James’s hair is slicked back from his face where he’s combed it out of the way with his fingers, and smears of black grease cover his forearms where he didn’t take the time to wash up. A dull pain rolls around Grace’s baby. She doesn’t answer.
“Anything?” he says again. “Has Julia heard anything?”
Grace backs away.
“The twins?” she says.
Next, James will sketch a map of the neighborhood on the back of an envelope. He’ll draw boxes around each block and assign men two at a time. When it begins to get dark, all of the ladies will switch on their porch lights and they’ll bring hot coffee. They’ll check under porches and behind shrubs. A few men will walk around the Filmore, waiting, almost hoping someone from inside will come out. But they won’t. The police have already arrived, probably the same two officers, but this time they park at Julia’s house rather than Mr. Symanski’s. Only Grace knows what has happened. Only she knows how the men have grabbed the girls by their thin arms, made them cry out. The twins are both stronger than Grace, if not in size, then in spirit. They would cry loudly, as loudly as they could, but the men would silence them. Only Grace knows.
“Grace,” James says, bending to see into her face. “Are you well?”
The elms used to shade the front of their house and their lawn. Grace could leave the drapes open on the living-room windows year-round, but now the late-day sun would fade her sofa and carpeting. She holds up one hand to shield her eyes. James looks small, smaller than he ever has in all their married years.
“Did you check in the garage?” Grace says.
“The garage?
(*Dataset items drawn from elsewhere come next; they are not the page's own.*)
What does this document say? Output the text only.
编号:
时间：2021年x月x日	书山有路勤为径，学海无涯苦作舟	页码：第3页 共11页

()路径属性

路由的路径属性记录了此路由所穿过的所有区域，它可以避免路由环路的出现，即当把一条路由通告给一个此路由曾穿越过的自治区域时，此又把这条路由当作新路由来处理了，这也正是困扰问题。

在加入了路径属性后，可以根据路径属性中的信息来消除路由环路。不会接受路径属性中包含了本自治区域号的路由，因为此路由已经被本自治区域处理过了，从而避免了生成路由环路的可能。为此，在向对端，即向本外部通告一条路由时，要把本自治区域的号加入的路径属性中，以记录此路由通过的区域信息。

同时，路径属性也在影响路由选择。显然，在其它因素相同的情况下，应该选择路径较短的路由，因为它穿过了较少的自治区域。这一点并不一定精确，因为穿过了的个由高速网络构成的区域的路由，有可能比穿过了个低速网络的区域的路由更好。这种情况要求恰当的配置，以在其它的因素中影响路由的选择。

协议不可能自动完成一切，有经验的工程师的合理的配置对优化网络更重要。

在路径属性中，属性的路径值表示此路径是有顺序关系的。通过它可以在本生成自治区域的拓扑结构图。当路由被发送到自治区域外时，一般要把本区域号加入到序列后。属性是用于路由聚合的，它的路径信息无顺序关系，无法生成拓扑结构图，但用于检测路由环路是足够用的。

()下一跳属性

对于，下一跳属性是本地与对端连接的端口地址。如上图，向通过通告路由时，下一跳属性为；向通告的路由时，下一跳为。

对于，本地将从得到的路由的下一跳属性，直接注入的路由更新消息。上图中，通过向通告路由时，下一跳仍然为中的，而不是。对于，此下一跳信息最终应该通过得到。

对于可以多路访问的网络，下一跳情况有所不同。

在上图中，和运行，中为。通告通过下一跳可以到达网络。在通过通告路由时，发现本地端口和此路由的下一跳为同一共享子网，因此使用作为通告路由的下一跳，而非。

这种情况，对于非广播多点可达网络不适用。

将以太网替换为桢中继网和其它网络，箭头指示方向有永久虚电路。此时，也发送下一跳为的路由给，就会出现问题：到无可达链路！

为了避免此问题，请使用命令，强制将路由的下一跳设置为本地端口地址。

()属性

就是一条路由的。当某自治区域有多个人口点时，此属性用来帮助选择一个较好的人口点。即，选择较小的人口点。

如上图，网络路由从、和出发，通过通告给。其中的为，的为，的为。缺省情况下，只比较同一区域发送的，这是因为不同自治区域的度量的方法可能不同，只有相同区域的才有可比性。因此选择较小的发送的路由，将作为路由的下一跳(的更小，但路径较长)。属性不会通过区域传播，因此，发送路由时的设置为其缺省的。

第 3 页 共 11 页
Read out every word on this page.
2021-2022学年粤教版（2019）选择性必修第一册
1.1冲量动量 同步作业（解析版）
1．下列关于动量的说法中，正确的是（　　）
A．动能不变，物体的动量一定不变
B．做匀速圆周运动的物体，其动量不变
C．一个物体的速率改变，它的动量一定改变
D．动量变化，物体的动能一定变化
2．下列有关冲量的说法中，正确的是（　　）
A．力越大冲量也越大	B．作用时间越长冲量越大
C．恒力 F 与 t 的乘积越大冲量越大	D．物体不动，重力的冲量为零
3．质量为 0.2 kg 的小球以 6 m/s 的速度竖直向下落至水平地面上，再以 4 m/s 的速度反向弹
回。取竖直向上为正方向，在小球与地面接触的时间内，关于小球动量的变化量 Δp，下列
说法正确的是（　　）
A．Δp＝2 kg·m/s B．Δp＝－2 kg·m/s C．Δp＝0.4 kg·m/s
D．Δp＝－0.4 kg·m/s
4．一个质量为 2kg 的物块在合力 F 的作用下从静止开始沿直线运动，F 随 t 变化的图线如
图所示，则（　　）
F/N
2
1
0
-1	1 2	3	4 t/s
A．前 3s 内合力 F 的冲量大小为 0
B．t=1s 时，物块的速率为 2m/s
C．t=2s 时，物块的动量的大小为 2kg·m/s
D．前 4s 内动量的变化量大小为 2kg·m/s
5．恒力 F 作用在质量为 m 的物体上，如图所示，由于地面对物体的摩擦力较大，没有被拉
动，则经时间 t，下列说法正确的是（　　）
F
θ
You mean for the girls?”
Grace stares straight ahead at their own garage, its door open because she never closed it. Orin Schofield’s empty chair leans against the far corner where James must have placed it. Orin hasn’t come back outside since Grace called him to the street and showed him where the colored men now walk. She should have told Orin to pull the trigger. He’d have done it, if only she’d have let him.
Out on Alder Avenue, more cars pull into driveways and more husbands disappear inside before reappearing in their white undershirts and soft-soled shoes. Mr. Symanski comes too. He stands on the sidewalk outside Grace’s house. He wears gray slacks, a pair Grace hasn’t taken to the cleaners in several weeks. His white shirt is wrinkled and his tie hangs loose around his neck. His skin is fading to gray as if the life is draining out of him little by little. He won’t really die. Instead, he’ll continue to fade until eventually all of him is gone.